Summary: Despite feeling alone, the child of God is never deserted. David enables us to explore the comfort of God’s presence with His people, even in the day of battle.

“Hear, O Lord, when I cry aloud;

be gracious to me and answer me!

You have said, ‘Seek my face.’

My heart says to you,

‘Your face, Lord, do I seek.’

Hide not your face from me.

Turn not your servant away in anger,

O you who have been my help.

Cast me not off; forsake me not,

O God of my salvation!

For my father and my mother have forsaken me,

but the Lord will take me in.

“Teach me your way, O Lord,

and lead me on a level path

because of my enemies.

Give me not up to the will of my adversaries;

for false witnesses have risen against me,

and they breathe out violence.

“I believe that I shall look upon the goodness of the Lord

in the land of the living!

Wait for the Lord;

be strong, and let your heart take courage;

wait for the Lord!”[1]

Hank Williams, Sr., keened:

I’ve never seen a night so long

When time goes crawling by.

The moon just went behind a cloud

To hide its face and cry.

Did you ever see a robin weep,

When leaves began to die?

That means he’s lost the will to live;

I’m so lonesome I could cry[2]

What does it mean to be lonesome? What are the causes of loneliness? How should a Christian answer the challenge of loneliness? Loneliness is one of those emotions that cannot be strictly correlated with the presence or absence of people. It is not uncommon for people to seek solitude in the midst of hurried lives; alone with their thoughts, those who deliberately seek such blessed quietness cannot be said to be lonely. On the other hand, we can be in a crowd and yet be lonely; we can be surrounded by noisy throngs and yet be desolate. To be forlorn and friendless is to be lonely. Undoubtedly, the greatest sense of aloneness comes when we believe we are rejected by kith and kin. Loneliness, then, is not related to the number of people in our vicinity; rather, loneliness is a condition resulting from a lack of connectedness.

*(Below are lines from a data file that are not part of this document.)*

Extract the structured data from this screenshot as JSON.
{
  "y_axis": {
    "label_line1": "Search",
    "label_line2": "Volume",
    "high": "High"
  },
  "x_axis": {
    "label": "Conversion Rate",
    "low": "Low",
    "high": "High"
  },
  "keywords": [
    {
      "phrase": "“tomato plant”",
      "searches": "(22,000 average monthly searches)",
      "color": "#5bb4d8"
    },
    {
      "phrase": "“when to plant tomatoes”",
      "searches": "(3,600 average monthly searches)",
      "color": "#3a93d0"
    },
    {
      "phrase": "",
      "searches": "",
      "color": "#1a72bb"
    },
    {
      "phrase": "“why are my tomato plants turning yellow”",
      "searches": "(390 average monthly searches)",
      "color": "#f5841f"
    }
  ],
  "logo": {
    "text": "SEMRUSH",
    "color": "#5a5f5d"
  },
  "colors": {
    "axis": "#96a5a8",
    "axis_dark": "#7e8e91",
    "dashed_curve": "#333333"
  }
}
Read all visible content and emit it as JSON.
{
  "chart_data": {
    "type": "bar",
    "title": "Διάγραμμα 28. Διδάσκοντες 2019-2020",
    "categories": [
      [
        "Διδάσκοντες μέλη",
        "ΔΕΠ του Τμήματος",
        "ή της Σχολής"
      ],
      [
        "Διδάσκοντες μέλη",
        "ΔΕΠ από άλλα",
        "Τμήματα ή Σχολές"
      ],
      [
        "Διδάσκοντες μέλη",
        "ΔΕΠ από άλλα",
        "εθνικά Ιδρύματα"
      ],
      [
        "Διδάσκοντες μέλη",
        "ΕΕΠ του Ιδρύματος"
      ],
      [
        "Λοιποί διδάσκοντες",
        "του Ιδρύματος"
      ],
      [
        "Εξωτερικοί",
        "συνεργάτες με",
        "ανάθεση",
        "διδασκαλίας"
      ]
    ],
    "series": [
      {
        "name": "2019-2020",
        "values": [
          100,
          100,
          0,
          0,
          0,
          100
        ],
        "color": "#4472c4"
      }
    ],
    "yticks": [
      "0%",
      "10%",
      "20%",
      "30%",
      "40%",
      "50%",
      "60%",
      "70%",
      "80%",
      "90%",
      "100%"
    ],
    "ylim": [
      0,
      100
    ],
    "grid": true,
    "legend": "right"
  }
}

Prisoners, isolated from family, perhaps even deserted because of embarrassment, feel alone. In fact, our current correctional system uses isolation as punishment because we know that being alone can induce real pain. The elderly are often ignored by family, and because of removal to nursing homes and the passage of time their circle of friends is diminished. Those suffering from extended illness commonly feel lonely because of their isolation. Time weighs heavy on the heart of those who are isolated as result of the vicissitudes of life.

While there is no “cure” for loneliness, there are responses that will soothe the lonely heart. There are responses outlined in the Word of God that will make those who look to God less susceptible to the prolonged weariness and debilitation that attends the periods of loneliness that come to each of us. A review of the Psalm that is now before us will prove beneficial in providing encouragement for the one who looks to God as a refuge and a help.

*God’s Gracious Invitation* — This Psalm divides naturally into two parts. In the first six verses, David exults in God’s goodness and deliverance. Listen to those early verses.

“The Lord is my light and my salvation;

whom shall I fear?

The Lord is the stronghold of my life;

of whom shall I be afraid?

“When evildoers assail me

to eat up my flesh,

my adversaries and foes,

it is they who stumble and fall.

“Though an army encamp against me,

my heart shall not fear;

though war arise against me,

yet I will be confident.

“One thing have I asked of the Lord,

that will I seek after:

that I may dwell in the house of the Lord

all the days of my life,

to gaze upon the beauty of the Lord

and to inquire in his temple.

“For he will hide me in his shelter

in the day of trouble;

he will conceal me under the cover of his tent;

he will lift me high upon a rock.

“And now my head shall be lifted up

above my enemies all around me,

and I will offer in his tent

sacrifices with shouts of joy;

I will sing and make melody to the Lord.”

[*Psalm 27:1-6*]

It should not be surprising that a number of scholars have argued that there are actually two Psalms, joined in a rather clumsy fashion. In addition to the differing moods of the two sections of the Psalm, there are differences in the construction of the Hebrew in the two portions. The first part of the Psalm is confident, the Psalmist exultant; the second half of the Psalm—our text for the message this day—consist of a moving prayer. In the first half, God is referred to in the third person; whereas in the second portion of the Psalm David addresses the Lord directly.